Ms. Yingling said...

If Legos and snap circuits in the library freaked me out BEFORE the pandemic, now the very thought of having them in a maker space in the library makes e want to shower in Lysol. Sorry you had a bit, humid week. Hope this week will be cooler and more pleasantly productive.

Jennifer said...

A lot of things with a ton of small pieces I never intended to circulate. But things change... I've tried to publicize the lengthy process of (ha ha) processing the circulating stuff, and most people understand, but there's always those few...
- First, our cataloger catalogs all the stuff.
- Then I list it on my Read 'n' Play blog so I can easily replace pieces etc.
- Add it to the inventory
- Add it to Pinterest
- Then it can go out.
After it's first circulation, and going on after that, when it's returned it
- Goes into quarantine for three days
- Then it comes to me and is checked out to youth services.
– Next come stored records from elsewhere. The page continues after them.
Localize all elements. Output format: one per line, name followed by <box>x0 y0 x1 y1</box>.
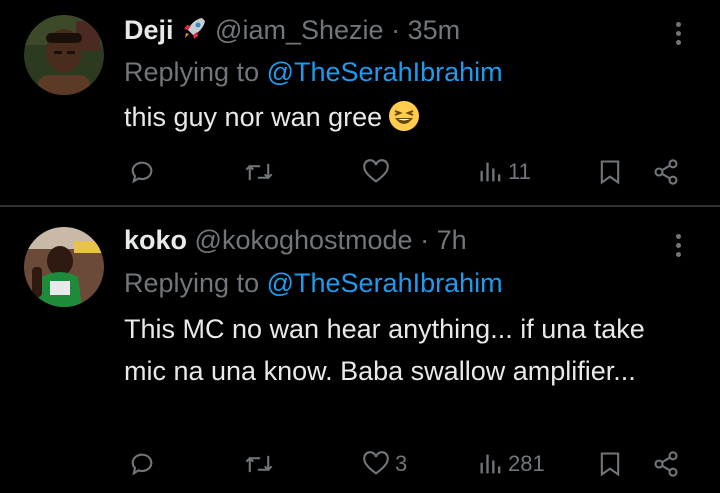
retweet-icon <box>245 455 273 473</box>
tweet-header: koko @kokoghostmode · 7h <box>124 224 467 256</box>
like-icon <box>363 451 389 475</box>
views-icon <box>480 454 501 474</box>
separator: · <box>420 225 430 255</box>
like-count: 3 <box>395 451 408 476</box>
retweet-button[interactable] <box>244 444 278 484</box>
action-bar: 3 281 <box>0 444 720 484</box>
replying-prefix: Replying to <box>124 268 260 298</box>
reply-button[interactable] <box>128 444 160 484</box>
views-button[interactable]: 281 <box>478 444 545 484</box>
views-count: 281 <box>508 451 545 476</box>
replying-to: Replying to @TheSerahIbrahim <box>124 267 503 299</box>
tweet[interactable]: koko @kokoghostmode · 7h Replying to @Th… <box>0 0 720 493</box>
more-icon[interactable] <box>668 230 688 266</box>
mention-link[interactable]: @TheSerahIbrahim <box>267 268 503 298</box>
bookmark-button[interactable] <box>598 444 622 484</box>
user-handle[interactable]: @kokoghostmode <box>195 225 413 255</box>
share-button[interactable] <box>652 444 680 484</box>
tweet-text: This MC no wan hear anything... if una t… <box>124 314 645 386</box>
timestamp[interactable]: 7h <box>437 225 467 255</box>
display-name[interactable]: koko <box>124 225 187 255</box>
like-button[interactable]: 3 <box>361 444 407 484</box>
avatar[interactable] <box>24 227 104 307</box>
share-icon <box>654 451 678 477</box>
reply-icon <box>131 453 153 476</box>
bookmark-icon <box>600 452 620 477</box>
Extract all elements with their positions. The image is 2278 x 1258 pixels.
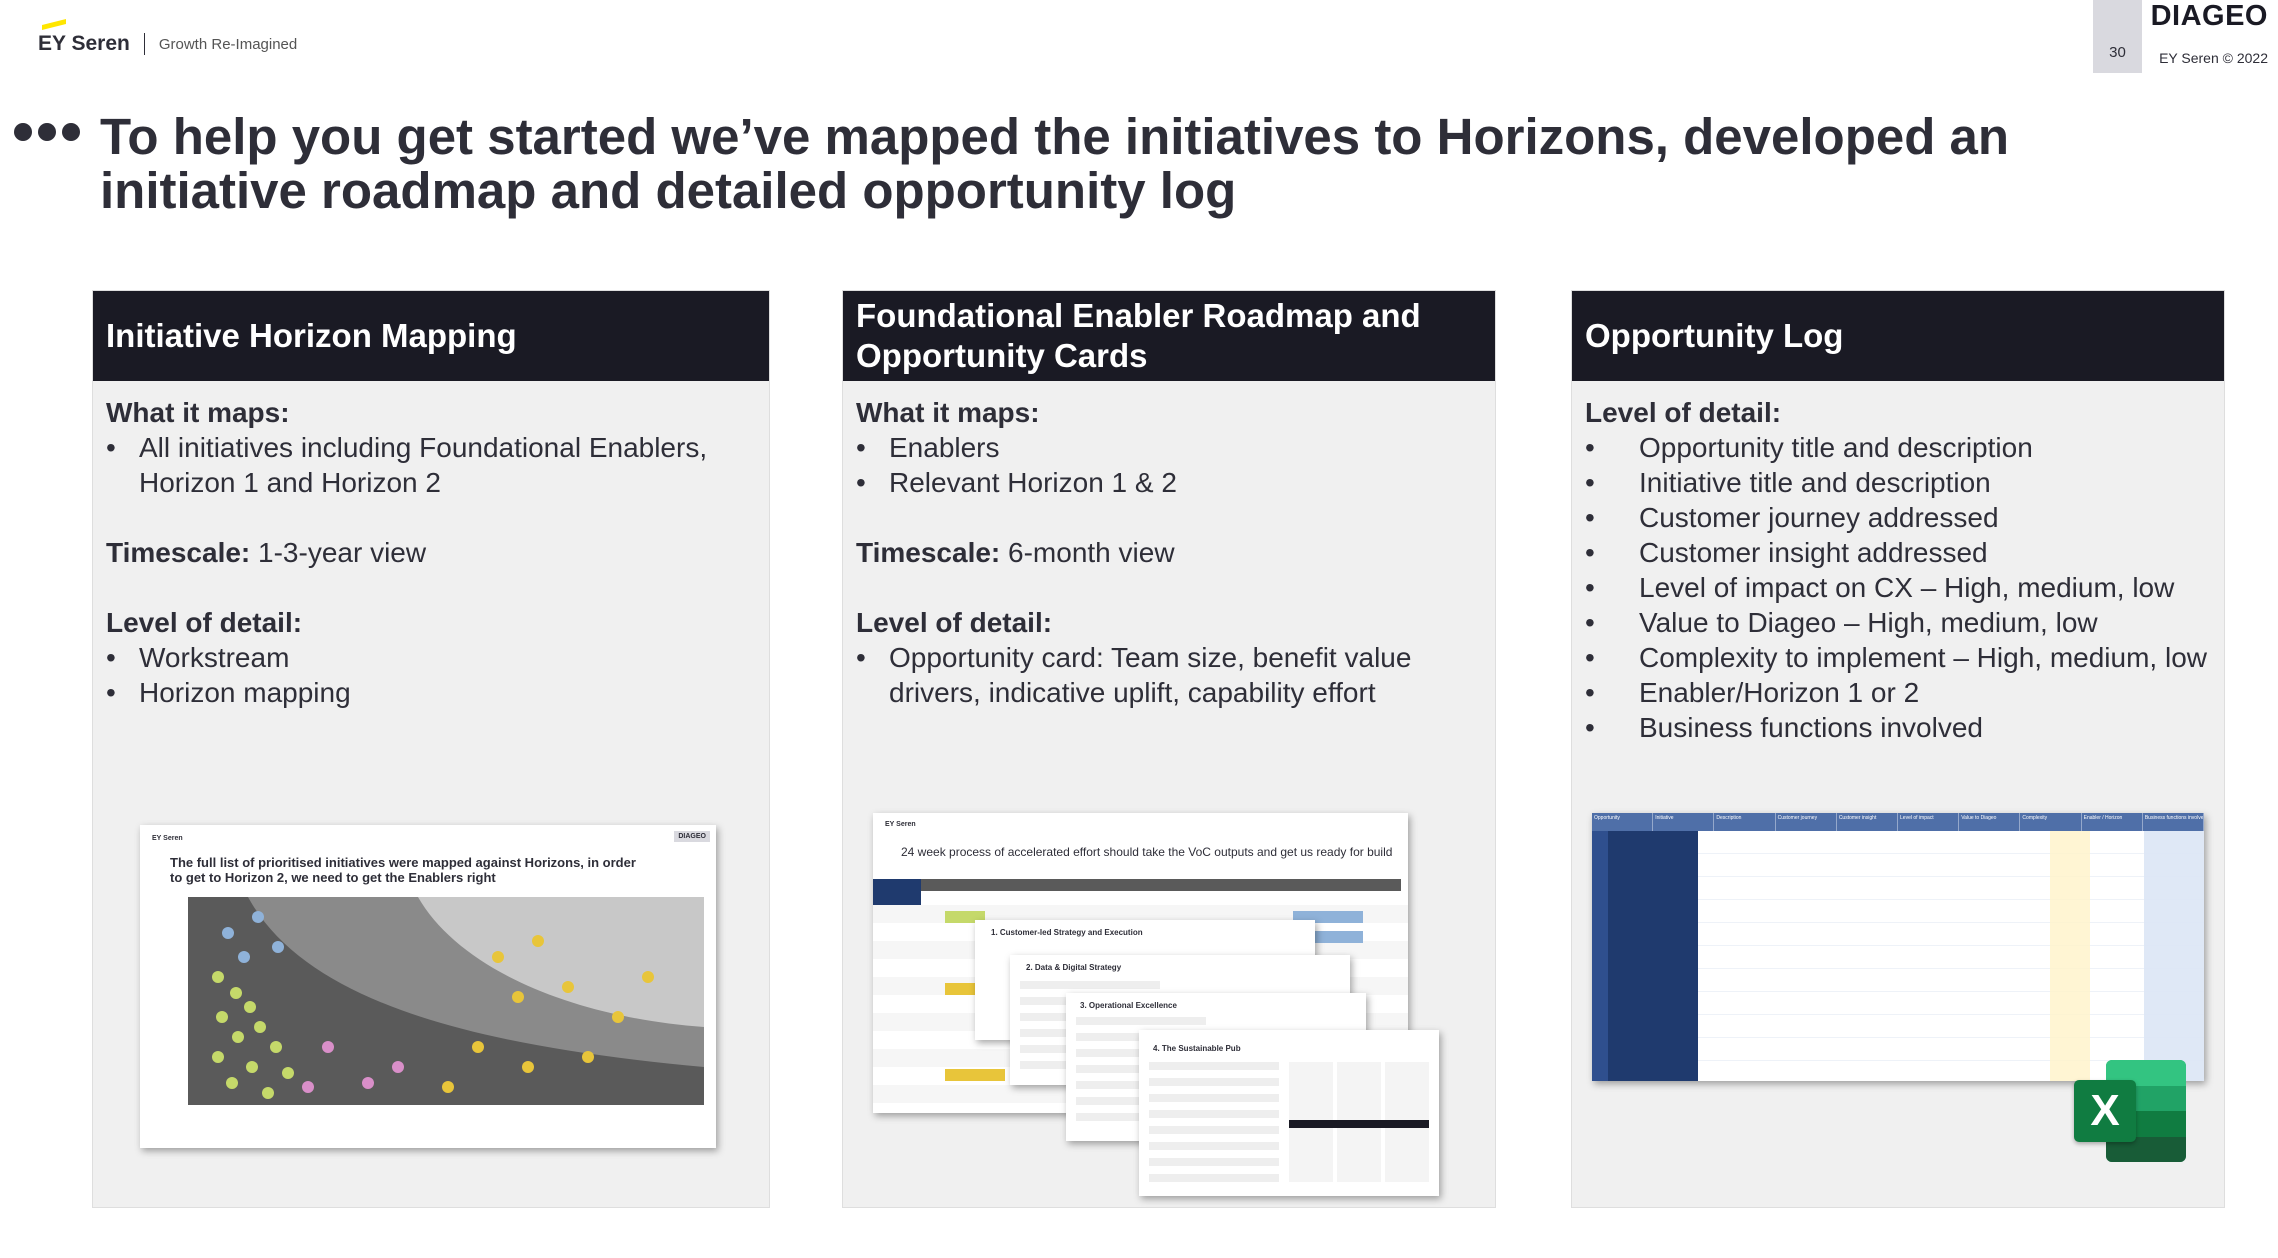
list-item: Opportunity title and description: [1585, 430, 2211, 465]
card-title: 4. The Sustainable Pub: [1153, 1044, 1241, 1053]
ey-seren-logo: EY Seren: [38, 19, 130, 56]
log-column-header: Value to Diageo: [1959, 813, 2021, 831]
ey-yellow-bar-icon: [42, 19, 66, 30]
log-business-column: [2144, 831, 2204, 1081]
section-label: Level of detail:: [106, 607, 303, 638]
card-header-bar: [1289, 1120, 1429, 1128]
roadmap-row-header: [873, 879, 921, 905]
bullet-list: Opportunity card: Team size, benefit val…: [856, 640, 1482, 710]
list-item: Value to Diageo – High, medium, low: [1585, 605, 2211, 640]
card-title: 2. Data & Digital Strategy: [1026, 963, 1122, 972]
bullet-list: All initiatives including Foundational E…: [106, 430, 756, 500]
list-item: Enablers: [856, 430, 1482, 465]
section-label: Timescale:: [106, 537, 251, 568]
card-title: 1. Customer-led Strategy and Execution: [991, 928, 1143, 937]
ellipsis-dots-icon: [14, 123, 80, 141]
thumb-brand: EY Seren: [152, 835, 183, 842]
list-item: Customer insight addressed: [1585, 535, 2211, 570]
list-item: Initiative title and description: [1585, 465, 2211, 500]
horizon-chart-graphic: [188, 897, 704, 1105]
log-column-header: Customer insight: [1837, 813, 1899, 831]
list-item: Level of impact on CX – High, medium, lo…: [1585, 570, 2211, 605]
brand-header: EY Seren Growth Re-Imagined: [38, 19, 298, 56]
timescale-line: Timescale: 6-month view: [856, 535, 1482, 570]
panel-heading: Opportunity Log: [1572, 291, 2224, 381]
thumb-diageo-logo: DIAGEO: [674, 831, 710, 842]
list-item: Complexity to implement – High, medium, …: [1585, 640, 2211, 675]
bullet-list: Opportunity title and description Initia…: [1585, 430, 2211, 745]
timescale-value: 1-3-year view: [258, 537, 427, 568]
log-column-header: Description: [1714, 813, 1776, 831]
log-rows: [1698, 831, 2204, 1081]
header-divider: [143, 33, 145, 55]
card-title: 3. Operational Excellence: [1080, 1001, 1177, 1010]
page-title: To help you get started we’ve mapped the…: [100, 108, 2010, 219]
list-item: All initiatives including Foundational E…: [106, 430, 756, 500]
section-label: What it maps:: [106, 397, 290, 428]
copyright: EY Seren © 2022: [2159, 50, 2268, 66]
panel-heading: Foundational Enabler Roadmap and Opportu…: [843, 291, 1495, 381]
bullet-list: Enablers Relevant Horizon 1 & 2: [856, 430, 1482, 500]
card-table: [1149, 1062, 1279, 1182]
list-item: Opportunity card: Team size, benefit val…: [856, 640, 1482, 710]
list-item: Relevant Horizon 1 & 2: [856, 465, 1482, 500]
thumb-brand: EY Seren: [885, 821, 916, 828]
roadmap-header-bar: [901, 879, 1401, 891]
log-column-header: Initiative: [1653, 813, 1715, 831]
log-initiative-band: [1592, 831, 1608, 1081]
section-label: Level of detail:: [856, 607, 1053, 638]
log-column-header: Enabler / Horizon: [2082, 813, 2143, 831]
section-label: What it maps:: [856, 397, 1040, 428]
excel-icon: X: [2074, 1060, 2186, 1162]
bullet-list: Workstream Horizon mapping: [106, 640, 756, 710]
panel-body: What it maps: All initiatives including …: [93, 381, 769, 724]
log-header-row: Opportunity Initiative Description Customer…: [1592, 813, 2204, 831]
timescale-value: 6-month view: [1008, 537, 1175, 568]
list-item: Enabler/Horizon 1 or 2: [1585, 675, 2211, 710]
log-column-header: Level of impact: [1898, 813, 1960, 831]
list-item: Business functions involved: [1585, 710, 2211, 745]
thumb-title: 24 week process of accelerated effort sh…: [901, 845, 1393, 859]
panel-body: Level of detail: Opportunity title and d…: [1572, 381, 2224, 759]
log-column-header: Business functions involved: [2143, 813, 2204, 831]
roadmap-bar: [945, 1069, 1005, 1081]
section-label: Timescale:: [856, 537, 1001, 568]
opportunity-log-thumbnail: Opportunity Initiative Description Customer…: [1592, 813, 2204, 1081]
page-number: 30: [2093, 0, 2142, 73]
log-column-header: Customer journey: [1776, 813, 1837, 831]
timescale-line: Timescale: 1-3-year view: [106, 535, 756, 570]
list-item: Customer journey addressed: [1585, 500, 2211, 535]
section-label: Level of detail:: [1585, 397, 1782, 428]
diageo-logo: DIAGEO: [2150, 0, 2268, 32]
list-item: Horizon mapping: [106, 675, 756, 710]
log-impact-column: [2050, 831, 2090, 1081]
opportunity-card-4: 4. The Sustainable Pub: [1139, 1030, 1439, 1196]
panel-heading: Initiative Horizon Mapping: [93, 291, 769, 381]
panel-body: What it maps: Enablers Relevant Horizon …: [843, 381, 1495, 724]
log-column-header: Opportunity: [1592, 813, 1654, 831]
list-item: Workstream: [106, 640, 756, 675]
horizon-mapping-thumbnail: EY Seren DIAGEO The full list of priorit…: [140, 825, 716, 1148]
thumb-title: The full list of prioritised initiatives…: [170, 855, 636, 885]
tagline: Growth Re-Imagined: [158, 35, 298, 53]
log-column-header: Complexity: [2020, 813, 2082, 831]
We spread all the pieces out, spray with disinfectant (if possible) wash fabric etc. (if possible) and let it sit for another three days.
- Then we have to collect it all up, replace missing pieces, refill consumable supplies, and send it out again.
Some things, like Magnatiles, we're not counting. We're just hoping most of them come back. Some things I've put away for the foreseeable future - bags with puppets that can't be put in the washing machine or the candy-making kit for example. Some things I hope to use in programming at intervals allowing for them to be quarantined after use, like board games.

I'm gradually removing all hands-on stuff from the children's and teen area. It just kills me, because I spent 12 years making this a community space, a place to come and bring your kids or hang out with friends, and now we're going in the opposite direction. But, safety is safety and I'd rather lose all that than lose people in my library families, even the ones that drive me nuts!